Read / write patterns often drive complexity in balancing consistency with performance.
- Immediate consistency or strong consistency uses locks to ensure all observers will see (or not see) updates however this has a demand on process cycles.
- Eventual consistency allows more immediate access to data however the results may not be current. Read heavy applications may favour this method for performance.
- Optimistic concurrency allows data writes without locks, the revision number pre-write is stored and when data is written if the revision number has changed the write operation will fail.
- Pessimistic concurrency is better suited to write-heavy applications as performance is likely to be better as a result of avoiding so many failed write operations.
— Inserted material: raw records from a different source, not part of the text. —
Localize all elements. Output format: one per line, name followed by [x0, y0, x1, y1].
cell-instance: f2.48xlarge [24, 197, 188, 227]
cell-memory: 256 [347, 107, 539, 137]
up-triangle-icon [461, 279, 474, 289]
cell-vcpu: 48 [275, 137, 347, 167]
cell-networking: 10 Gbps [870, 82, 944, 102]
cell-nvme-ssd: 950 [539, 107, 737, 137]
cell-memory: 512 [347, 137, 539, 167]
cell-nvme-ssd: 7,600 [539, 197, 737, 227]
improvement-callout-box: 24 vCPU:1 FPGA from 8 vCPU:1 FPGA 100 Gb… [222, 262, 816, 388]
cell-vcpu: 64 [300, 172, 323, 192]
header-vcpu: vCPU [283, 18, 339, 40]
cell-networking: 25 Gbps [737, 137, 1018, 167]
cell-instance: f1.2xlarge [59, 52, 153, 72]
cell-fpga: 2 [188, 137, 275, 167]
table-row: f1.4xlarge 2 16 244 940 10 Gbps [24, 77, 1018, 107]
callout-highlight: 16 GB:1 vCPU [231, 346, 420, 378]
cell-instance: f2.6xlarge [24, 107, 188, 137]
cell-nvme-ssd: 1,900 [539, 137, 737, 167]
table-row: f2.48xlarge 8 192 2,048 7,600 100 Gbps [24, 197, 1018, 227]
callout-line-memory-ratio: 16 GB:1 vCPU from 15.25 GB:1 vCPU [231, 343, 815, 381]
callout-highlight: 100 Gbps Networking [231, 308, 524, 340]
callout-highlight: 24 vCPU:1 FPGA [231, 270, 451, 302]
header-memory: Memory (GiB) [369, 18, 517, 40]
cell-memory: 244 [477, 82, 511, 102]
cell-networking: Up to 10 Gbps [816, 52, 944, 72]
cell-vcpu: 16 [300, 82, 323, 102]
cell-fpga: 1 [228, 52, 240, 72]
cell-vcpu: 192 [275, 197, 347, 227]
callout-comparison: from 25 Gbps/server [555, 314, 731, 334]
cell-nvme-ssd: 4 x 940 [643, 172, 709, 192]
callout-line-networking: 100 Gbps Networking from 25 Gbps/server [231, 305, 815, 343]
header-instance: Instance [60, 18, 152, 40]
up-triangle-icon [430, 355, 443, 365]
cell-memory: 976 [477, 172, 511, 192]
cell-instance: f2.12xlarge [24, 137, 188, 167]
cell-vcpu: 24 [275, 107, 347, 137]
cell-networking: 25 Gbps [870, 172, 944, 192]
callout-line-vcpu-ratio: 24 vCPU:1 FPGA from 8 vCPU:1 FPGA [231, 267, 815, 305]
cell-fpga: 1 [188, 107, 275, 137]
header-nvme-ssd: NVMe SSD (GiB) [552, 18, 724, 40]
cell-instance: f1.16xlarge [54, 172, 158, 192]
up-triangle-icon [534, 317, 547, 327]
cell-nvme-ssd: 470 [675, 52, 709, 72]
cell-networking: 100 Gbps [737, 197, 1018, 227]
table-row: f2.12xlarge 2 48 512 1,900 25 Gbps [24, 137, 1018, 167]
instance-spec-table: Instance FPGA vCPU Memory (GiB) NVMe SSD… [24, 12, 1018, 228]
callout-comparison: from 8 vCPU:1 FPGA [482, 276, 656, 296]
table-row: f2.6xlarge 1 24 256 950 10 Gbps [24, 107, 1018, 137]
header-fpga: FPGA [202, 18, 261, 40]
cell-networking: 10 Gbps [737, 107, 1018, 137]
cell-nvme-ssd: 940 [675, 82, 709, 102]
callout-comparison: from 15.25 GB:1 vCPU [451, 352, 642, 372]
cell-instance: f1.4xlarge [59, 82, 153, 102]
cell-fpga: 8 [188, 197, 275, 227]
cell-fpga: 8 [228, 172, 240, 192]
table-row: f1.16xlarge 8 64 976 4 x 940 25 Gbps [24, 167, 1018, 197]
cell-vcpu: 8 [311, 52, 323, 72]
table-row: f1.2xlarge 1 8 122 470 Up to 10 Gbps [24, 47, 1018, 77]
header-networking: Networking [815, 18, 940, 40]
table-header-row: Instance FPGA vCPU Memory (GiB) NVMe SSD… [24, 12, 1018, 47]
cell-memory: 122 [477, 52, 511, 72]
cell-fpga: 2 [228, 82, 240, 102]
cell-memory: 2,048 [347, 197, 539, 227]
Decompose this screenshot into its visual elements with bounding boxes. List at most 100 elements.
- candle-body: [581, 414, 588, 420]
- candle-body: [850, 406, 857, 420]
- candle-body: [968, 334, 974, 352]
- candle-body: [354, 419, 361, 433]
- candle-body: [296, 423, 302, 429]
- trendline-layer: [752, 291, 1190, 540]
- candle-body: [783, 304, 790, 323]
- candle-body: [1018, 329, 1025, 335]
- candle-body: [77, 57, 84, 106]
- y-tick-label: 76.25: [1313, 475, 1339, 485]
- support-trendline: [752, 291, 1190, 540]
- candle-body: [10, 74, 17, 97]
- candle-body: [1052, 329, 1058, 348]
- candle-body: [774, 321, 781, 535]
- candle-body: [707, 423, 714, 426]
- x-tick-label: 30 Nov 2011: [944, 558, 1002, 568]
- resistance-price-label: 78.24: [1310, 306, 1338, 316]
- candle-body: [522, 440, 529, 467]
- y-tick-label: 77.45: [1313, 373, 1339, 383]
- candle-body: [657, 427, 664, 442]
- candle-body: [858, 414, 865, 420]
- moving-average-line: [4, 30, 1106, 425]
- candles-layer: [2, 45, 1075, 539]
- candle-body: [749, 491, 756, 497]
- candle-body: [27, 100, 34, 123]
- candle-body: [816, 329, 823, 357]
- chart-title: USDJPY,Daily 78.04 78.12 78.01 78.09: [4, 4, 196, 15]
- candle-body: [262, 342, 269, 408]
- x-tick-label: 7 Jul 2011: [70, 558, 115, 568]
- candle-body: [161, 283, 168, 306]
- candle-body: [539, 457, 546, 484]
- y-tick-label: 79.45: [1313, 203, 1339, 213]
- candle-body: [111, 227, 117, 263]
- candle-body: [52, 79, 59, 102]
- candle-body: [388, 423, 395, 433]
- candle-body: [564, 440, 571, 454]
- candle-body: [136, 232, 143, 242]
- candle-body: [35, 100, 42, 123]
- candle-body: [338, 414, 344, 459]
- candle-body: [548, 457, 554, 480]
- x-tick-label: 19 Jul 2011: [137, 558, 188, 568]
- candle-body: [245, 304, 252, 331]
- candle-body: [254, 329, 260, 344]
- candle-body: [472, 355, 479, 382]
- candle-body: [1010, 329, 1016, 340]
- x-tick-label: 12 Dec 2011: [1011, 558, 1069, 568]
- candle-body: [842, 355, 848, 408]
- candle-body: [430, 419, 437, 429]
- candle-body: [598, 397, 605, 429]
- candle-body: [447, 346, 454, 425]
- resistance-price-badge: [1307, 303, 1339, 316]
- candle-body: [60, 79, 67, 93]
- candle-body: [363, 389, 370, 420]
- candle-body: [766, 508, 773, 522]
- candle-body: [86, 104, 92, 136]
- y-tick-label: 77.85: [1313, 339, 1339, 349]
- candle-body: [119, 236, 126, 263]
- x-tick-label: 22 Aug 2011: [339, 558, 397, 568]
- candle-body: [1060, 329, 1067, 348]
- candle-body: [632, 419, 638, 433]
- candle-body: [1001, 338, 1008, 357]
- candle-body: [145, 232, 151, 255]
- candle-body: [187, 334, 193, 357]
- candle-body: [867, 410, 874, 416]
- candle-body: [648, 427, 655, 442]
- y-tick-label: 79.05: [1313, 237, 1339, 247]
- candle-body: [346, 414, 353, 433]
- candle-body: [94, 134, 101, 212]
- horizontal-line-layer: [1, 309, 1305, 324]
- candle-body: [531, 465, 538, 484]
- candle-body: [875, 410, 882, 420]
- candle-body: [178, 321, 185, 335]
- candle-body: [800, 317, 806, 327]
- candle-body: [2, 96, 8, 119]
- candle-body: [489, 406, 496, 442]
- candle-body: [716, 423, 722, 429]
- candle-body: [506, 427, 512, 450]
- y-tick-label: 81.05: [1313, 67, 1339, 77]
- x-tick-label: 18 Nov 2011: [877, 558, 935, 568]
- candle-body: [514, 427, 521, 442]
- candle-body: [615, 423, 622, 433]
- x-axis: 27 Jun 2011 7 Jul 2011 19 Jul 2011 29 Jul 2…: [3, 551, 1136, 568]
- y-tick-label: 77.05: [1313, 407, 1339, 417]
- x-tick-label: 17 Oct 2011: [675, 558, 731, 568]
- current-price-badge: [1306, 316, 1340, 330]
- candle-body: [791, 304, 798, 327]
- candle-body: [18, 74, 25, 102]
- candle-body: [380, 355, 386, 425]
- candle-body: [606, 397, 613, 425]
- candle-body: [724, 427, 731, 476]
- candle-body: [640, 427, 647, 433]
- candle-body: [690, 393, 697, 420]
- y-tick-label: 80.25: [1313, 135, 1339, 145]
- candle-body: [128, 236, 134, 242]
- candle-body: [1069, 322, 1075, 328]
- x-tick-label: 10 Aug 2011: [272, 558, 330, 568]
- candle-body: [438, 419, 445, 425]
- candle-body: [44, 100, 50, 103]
- Last-write wins is a simpler method whereby as the name implies the last write operation will be successful.
- Sequential access efficiently reads data in a continuous range.
- Random access directly addresses data points by path or a hash code of the data.
Data queries may be simple (using a key to address data) or more complex involving correlations, filters, etc.
- Static schema relies on an explicit or fixed schema so all parties know how data is structured. A static schema supports complex queries and automation well. When querying large sets of data indexing can help however this can drive down performance.
- Dynamic schema also known as schema-less or NoSQL databases do not have a fixed schema instead saving data as key-value pairs. A dynamic schema can support greater flexibility by enabling fields to be added, changed and removed without worrying about schema mismatches. However dynamic schemas can struggle with more complex queries.
Repetitive queries can be addressed by using a data cache such as Azure Redis Cache with a Time-To-Live (TTL) specified to quickly return results from memory.
When selecting an appropriate data storage solution consider:
- Combination of data stores – SQL may be best suited for transactional data, Blob storage for large binary files, DocumentDB for loosely structured data and Azure Search for indexing free-text files
- Keep data close to compute
- Cost drivers – performance vs. cost (hot vs. cold, standard vs. premium, etc.)
When evaluating data storage qualities consider:
- Reliability – LRS (3 local copies), GRS (additional 3 copies in a separate region), Azure SQL uses multiple active secondaries, consider reliability in your own solution
- Scalability – Data Sharding is a common practice for scaling data stores and providing multi-tenancy. Azure SQL Datbase Elastic Scale supports data sharding.